We also see confrontations and teases from the rest of the cast. Hunter B-15 (Wunmi Moskau) spreads word of the TVA’s lies to her comrades. She puts the proof right in front of their faces, showing that Renslayer herself is a variant, and by extension, so’s everyone else in their line of work. It’s a smart, succinct way to show the fire spreading.

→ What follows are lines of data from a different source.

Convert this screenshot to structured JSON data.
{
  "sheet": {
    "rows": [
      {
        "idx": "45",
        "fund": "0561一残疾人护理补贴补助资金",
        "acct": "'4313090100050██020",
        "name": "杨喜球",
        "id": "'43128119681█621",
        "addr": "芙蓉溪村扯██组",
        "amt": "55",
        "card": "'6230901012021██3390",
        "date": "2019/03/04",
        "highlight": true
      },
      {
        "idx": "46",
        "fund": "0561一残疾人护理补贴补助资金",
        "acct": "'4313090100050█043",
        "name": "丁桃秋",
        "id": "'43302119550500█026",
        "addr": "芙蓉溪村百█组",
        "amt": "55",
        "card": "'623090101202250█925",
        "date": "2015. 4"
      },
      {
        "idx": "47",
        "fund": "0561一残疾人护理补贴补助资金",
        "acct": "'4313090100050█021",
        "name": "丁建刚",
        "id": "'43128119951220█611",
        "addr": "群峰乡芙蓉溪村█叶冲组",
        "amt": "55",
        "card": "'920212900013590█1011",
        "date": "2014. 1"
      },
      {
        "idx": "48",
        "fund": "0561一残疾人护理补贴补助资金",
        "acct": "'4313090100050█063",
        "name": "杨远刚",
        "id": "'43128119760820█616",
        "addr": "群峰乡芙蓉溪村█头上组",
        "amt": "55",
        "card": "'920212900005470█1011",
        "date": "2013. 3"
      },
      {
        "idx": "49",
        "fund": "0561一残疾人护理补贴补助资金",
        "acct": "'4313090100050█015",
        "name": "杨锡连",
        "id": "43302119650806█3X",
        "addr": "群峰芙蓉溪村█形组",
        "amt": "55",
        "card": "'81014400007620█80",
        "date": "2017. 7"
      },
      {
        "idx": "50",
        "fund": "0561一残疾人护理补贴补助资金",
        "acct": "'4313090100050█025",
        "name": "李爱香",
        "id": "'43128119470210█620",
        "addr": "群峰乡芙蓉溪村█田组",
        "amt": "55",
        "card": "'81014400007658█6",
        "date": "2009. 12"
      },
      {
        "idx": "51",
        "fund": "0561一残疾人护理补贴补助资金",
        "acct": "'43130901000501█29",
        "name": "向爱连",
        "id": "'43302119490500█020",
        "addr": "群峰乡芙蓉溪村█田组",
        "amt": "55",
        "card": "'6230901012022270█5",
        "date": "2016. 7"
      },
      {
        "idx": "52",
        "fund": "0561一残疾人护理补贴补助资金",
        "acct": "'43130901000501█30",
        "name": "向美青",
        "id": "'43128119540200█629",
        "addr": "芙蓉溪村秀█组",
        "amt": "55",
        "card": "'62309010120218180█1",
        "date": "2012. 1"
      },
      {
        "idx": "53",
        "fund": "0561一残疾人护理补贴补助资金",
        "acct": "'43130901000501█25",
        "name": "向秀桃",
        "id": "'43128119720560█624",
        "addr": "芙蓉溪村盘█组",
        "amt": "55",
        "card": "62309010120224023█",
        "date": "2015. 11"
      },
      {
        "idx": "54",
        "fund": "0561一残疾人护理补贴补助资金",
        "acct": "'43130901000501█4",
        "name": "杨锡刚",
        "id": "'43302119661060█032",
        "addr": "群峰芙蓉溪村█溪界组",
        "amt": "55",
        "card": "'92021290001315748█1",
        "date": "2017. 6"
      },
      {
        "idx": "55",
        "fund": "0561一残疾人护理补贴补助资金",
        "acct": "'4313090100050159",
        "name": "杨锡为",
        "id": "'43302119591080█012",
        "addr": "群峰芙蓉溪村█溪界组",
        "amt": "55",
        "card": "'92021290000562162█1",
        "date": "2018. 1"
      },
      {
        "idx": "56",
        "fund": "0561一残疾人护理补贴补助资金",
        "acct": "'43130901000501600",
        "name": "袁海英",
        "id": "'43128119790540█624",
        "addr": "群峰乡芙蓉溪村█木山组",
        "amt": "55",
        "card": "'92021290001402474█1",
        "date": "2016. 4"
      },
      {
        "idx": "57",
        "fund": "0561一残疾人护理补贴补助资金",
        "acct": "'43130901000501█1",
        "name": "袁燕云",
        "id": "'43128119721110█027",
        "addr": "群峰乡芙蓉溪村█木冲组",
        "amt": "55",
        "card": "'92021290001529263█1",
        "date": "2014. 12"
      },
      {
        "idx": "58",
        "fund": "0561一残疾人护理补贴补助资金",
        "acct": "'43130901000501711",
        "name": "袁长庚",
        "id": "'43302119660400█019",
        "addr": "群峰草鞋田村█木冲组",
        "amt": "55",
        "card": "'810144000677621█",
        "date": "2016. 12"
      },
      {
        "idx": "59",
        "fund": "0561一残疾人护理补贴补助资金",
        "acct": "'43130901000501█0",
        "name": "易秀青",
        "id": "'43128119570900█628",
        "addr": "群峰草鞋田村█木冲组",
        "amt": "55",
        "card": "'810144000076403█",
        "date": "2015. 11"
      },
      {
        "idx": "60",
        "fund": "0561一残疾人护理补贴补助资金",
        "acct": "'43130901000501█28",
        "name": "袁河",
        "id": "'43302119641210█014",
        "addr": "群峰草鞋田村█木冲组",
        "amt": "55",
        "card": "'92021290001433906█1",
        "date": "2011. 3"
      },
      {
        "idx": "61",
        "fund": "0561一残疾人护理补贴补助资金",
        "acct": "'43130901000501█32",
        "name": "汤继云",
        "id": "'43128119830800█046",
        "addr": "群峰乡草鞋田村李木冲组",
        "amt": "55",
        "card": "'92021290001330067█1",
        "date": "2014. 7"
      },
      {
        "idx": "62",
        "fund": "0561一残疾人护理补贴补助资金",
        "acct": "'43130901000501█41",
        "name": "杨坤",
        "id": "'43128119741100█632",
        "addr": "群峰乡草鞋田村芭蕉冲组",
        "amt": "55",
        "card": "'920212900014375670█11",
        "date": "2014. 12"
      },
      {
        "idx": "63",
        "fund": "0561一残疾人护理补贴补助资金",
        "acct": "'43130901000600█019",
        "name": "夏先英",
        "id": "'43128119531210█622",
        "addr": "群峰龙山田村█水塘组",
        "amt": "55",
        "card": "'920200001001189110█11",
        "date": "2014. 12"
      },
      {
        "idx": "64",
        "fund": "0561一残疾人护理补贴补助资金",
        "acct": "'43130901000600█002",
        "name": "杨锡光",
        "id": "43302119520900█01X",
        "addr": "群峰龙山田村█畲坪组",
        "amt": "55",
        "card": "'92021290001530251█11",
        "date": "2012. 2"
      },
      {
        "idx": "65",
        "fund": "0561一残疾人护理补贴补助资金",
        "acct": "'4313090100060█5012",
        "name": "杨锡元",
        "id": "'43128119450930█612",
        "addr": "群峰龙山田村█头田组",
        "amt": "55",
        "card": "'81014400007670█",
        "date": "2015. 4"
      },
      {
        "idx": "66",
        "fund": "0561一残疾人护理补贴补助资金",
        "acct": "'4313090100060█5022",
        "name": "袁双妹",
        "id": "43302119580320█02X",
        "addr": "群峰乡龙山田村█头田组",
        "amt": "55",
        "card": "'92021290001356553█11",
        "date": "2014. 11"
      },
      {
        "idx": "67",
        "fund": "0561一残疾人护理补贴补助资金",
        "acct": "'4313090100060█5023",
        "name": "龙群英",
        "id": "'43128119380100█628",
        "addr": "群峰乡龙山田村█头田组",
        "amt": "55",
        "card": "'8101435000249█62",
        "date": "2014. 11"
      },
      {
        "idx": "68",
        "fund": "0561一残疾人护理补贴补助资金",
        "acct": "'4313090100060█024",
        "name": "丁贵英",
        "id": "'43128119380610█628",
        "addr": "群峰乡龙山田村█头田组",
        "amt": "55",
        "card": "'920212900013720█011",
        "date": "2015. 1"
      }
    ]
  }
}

Better yet is the confrontation between Mobius (Owen Wilson) and Renslayer (Gugu Mbatha-Raw). Just as Sylvie and Loki take differing approaches to the choice Kang lays out for them, so do their TVA counterparts when forced to decide how to face the reality that the principles they’d devoted their lives to were a lie. Mobius already declared his intentions to burn it all down. But Renslayer stays firm, reasoning that while there may be more to the story than she thought. With an assist from Miss Minutes (Tara Strong), she decides there must be a reason for how things are, a justification to maintain the status quo, even if it’s not the one they thought.
It speaks to the essential question Loki has been asking from the beginning. What do you do when your purpose is taken away from you in an instant, when the person you thought you were is totally upended? Renslayer clings to the wreckage, hoping the tides will push her where she needs to go. Mobius aims to bring the truth to the people, to stop what he once unquestioningly supported. Sylvie breaks in the same direction, championing free will and a life unbound to a dictator, benevolent or not, no matter what transdimensional boogiemen he conjures up in warning.
And Loki finally finds his purpose — to save himself. Only for once, that means saving someone else. There’s a meta quality to Loki’s season finale, with dialogue winking at the idea that this is all a game, or an effort to rewrite this grand story. You can even read it as a commentary on Marvel Studios’ quality control. The powers that be have maintained this cinematic universe with an air of consistency, so that dozens of hours of entertainment can feel reasonably cohesive and connected. In a post-Endgame world, with gutsier and more out there concepts at play, this finale could be the MCU’s declaration that things are about to get wilder and woolier.
But for Loki, who tries to stave off that all-but inevitable unraveling of the multiverse, it’s about holding onto something — a bond to someone outside of himself that’s worth holding the all of existence in thrall for, so long as it means keeping her near. Since his abduction and deconstruction by the TVA, Loki has found his new glorious purpose, and it’s Sylvie. Whatever infinite pleasures and punishments this would-be god presents to him, they can’t outweigh the presence of the person who changed his life. In the end, he bets on her. He believes in her. Let’s hope he doesn’t lose it all anyway.
The full season of Loki is now playing on Disney+.